As I undertook research for this article I began to worry about some of my own behaviours. The way I triple-check that the fridge door is closed; my need to have my clothes arranged by colour; the anxiety I feel whenever the kitchen is messy, to the point where I try and avoid cooking anything. Did these, plus other personal foibles, mean I might have OCD?
“One of the characteristics that is often seen in highly functioning people is a highly developed consciousness, so that person may be very conscious about themselves, very conscious in their work, and these kinds of people may have a certain level of anxiety,” Hojaij says. “Sometimes this type of personality can be a little bit exaggerated, and they may be called ‘control freaks’ by others. And in these kinds of cases it’s not a disease, it’s just an aspect of personality.”

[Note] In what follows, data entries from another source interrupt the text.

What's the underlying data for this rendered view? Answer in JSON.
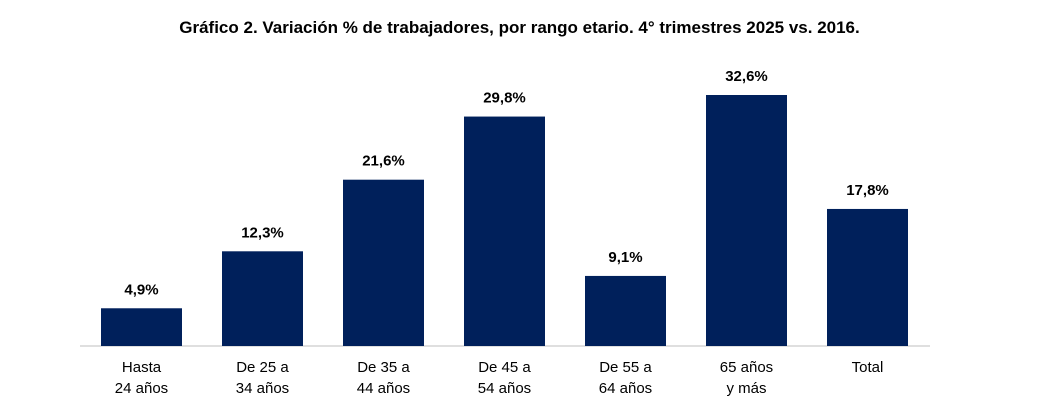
{
  "chart_data": {
    "type": "bar",
    "title": "Gráfico 2. Variación % de trabajadores, por rango etario. 4° trimestres 2025 vs. 2016.",
    "categories": [
      [
        "Hasta",
        "24 años"
      ],
      [
        "De 25 a",
        "34 años"
      ],
      [
        "De 35 a",
        "44 años"
      ],
      [
        "De 45 a",
        "54 años"
      ],
      [
        "De 55 a",
        "64 años"
      ],
      [
        "65 años",
        "y más"
      ],
      [
        "Total"
      ]
    ],
    "values": [
      4.9,
      12.3,
      21.6,
      29.8,
      9.1,
      32.6,
      17.8
    ],
    "labels": [
      "4,9%",
      "12,3%",
      "21,6%",
      "29,8%",
      "9,1%",
      "32,6%",
      "17,8%"
    ],
    "xlabel": "",
    "ylabel": "",
    "ylim": [
      0,
      32.6
    ],
    "grid": false,
    "bar_color": "#00205b"
  }
}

People with obsessive-compulsive personality traits share many features of OCD; however, there are important differences.
People with OCD usually have insight that their thoughts and behaviours are unreasonable; they are distressed by their actions; and they waste time on their obsessions and compulsions.

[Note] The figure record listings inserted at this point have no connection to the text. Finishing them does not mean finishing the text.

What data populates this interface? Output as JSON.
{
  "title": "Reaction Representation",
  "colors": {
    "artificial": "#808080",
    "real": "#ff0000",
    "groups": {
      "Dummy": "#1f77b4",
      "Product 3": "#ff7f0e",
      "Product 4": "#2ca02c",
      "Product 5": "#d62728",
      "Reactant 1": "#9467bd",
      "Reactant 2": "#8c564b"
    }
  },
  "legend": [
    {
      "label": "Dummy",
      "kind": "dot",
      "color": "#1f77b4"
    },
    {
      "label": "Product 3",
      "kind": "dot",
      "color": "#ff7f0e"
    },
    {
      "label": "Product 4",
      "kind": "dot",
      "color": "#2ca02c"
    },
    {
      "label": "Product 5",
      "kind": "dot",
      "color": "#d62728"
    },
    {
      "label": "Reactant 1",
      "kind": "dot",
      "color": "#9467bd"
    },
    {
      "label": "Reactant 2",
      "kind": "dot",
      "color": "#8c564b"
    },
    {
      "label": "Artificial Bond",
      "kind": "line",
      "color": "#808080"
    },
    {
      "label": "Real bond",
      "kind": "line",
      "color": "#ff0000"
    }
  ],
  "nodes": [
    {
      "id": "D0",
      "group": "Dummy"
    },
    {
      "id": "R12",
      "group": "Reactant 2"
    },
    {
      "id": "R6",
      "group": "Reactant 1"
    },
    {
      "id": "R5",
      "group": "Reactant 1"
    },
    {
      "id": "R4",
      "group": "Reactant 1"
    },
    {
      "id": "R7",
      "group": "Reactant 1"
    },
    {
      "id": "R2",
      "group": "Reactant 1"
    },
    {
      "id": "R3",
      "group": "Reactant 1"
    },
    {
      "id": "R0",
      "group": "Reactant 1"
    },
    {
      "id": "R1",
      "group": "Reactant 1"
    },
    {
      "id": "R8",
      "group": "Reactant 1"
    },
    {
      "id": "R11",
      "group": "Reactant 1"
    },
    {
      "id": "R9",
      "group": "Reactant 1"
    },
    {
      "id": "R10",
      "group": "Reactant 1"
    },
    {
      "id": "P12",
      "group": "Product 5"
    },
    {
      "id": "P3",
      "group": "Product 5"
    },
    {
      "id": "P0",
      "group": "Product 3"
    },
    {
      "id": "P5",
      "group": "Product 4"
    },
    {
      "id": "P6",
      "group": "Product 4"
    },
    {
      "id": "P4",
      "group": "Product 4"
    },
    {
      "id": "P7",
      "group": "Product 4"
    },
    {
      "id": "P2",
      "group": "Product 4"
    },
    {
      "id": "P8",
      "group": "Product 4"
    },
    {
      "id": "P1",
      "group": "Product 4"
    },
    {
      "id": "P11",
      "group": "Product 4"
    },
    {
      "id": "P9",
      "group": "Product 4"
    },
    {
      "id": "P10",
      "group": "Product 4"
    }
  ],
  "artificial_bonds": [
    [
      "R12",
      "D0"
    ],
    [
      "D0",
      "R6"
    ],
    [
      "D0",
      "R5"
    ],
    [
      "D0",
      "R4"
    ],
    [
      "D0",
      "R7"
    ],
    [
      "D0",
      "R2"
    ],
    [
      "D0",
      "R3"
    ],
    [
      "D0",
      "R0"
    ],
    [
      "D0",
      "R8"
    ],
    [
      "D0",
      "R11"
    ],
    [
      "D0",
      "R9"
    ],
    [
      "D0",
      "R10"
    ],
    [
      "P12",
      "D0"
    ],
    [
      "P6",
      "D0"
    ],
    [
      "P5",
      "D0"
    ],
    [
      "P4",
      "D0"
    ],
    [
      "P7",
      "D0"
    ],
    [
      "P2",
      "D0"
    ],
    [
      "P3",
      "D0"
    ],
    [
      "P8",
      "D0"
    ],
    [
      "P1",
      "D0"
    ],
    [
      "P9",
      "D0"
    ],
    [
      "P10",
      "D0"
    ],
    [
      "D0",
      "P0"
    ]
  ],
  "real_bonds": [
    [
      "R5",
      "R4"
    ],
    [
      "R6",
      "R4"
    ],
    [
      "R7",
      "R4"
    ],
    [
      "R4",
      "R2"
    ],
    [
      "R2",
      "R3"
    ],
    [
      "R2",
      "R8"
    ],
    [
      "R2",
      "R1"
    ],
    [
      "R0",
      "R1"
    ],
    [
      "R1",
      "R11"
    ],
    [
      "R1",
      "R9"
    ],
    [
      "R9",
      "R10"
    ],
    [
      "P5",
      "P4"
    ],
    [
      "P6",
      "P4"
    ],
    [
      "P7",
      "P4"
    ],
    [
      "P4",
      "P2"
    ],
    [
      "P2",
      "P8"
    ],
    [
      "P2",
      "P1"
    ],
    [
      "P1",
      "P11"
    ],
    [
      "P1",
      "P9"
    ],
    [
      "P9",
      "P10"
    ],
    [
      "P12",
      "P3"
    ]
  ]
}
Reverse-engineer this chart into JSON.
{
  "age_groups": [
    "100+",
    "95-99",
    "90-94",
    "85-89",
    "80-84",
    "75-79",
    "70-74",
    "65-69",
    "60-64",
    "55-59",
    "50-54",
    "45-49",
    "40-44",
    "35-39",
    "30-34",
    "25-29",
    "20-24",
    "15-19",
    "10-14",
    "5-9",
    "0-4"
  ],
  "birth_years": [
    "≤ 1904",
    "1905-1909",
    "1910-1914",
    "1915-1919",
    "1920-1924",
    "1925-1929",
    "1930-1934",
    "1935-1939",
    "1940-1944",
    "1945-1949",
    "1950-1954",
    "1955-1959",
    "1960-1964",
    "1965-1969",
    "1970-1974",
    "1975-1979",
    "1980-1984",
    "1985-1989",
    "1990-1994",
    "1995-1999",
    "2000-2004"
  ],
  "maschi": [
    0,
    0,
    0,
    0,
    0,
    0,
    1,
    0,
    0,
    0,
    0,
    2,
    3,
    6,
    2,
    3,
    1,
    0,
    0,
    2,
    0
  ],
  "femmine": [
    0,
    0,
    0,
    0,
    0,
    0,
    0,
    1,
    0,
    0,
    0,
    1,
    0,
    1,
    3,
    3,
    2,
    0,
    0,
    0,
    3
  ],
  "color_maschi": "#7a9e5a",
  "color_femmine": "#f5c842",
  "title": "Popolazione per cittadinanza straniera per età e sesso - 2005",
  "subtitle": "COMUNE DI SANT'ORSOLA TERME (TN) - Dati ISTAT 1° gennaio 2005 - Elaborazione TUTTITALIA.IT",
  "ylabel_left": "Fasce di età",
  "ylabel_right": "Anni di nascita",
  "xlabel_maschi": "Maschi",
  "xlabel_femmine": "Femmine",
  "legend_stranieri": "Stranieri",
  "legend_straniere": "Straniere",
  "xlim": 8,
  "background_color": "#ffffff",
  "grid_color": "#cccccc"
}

Those with obsessive-compulsive personality traits believe their way is the right way to do things; they are usually comforted by adhering to their own rules and routines; and they are often quite time efficient.
Indeed, obsessive-compulsive traits such as perfectionism, attention to detail and perseverance can make people highly productive in the workplace.
On the other hand, they can just as easily be an impediment.
Perth OCD Clinic director Gayle Maloney says that of the doctors and lawyers she has seen suffering from OCD, the most frequently occurring obsessions and compulsions relate to perfectionism and associated repetitive checking rituals.
“When symptoms start to impede a person’s day-to-day functioning, they may benefit from an assessment,” she says. “A clinical psychologist or psychiatrist can focus on a specific type of cognitive-behavioural therapy, known as exposure and response prevention treatment, which is used to teach an OCD sufferer anxiety-based strategies to reduce their obsessive thoughts and to prevent engaging in their compulsions. For some sufferers, ERP is sufficient. For others, ERP needs to be combined with medication.”
Hillier relies on medication and regular visits to his psychiatrist.
“It’s important to talk about ongoing symptoms,” he says. “For example, if I’m having a thought around my clothes not fitting or the sun annoying me, I have to make sure that I’m not giving in to it. You’ve just got to keep on top of it. Exposing yourself, doing the right things.”
Hillier acknowledges he still has a long way to go. “I have a good job but I don’t really have the capacity to take on anything too stressful because with my OCD it does wear me down,” he says.
And there is something else he would like in his life. “I’ve never really pursued a romantic relationship because I’ve always thought that maybe that would be a bit much to take on. But it’s always at the back of my mind.”
Despite these challenges Hillier remains upbeat. He is a SANE ambassador and runs corporate awareness workshops for companies, teaching managers how to help staff who may be struggling with OCD.
He has important advice for sufferers of OCD. “Never give up,” he says. “There is help if you look for it.”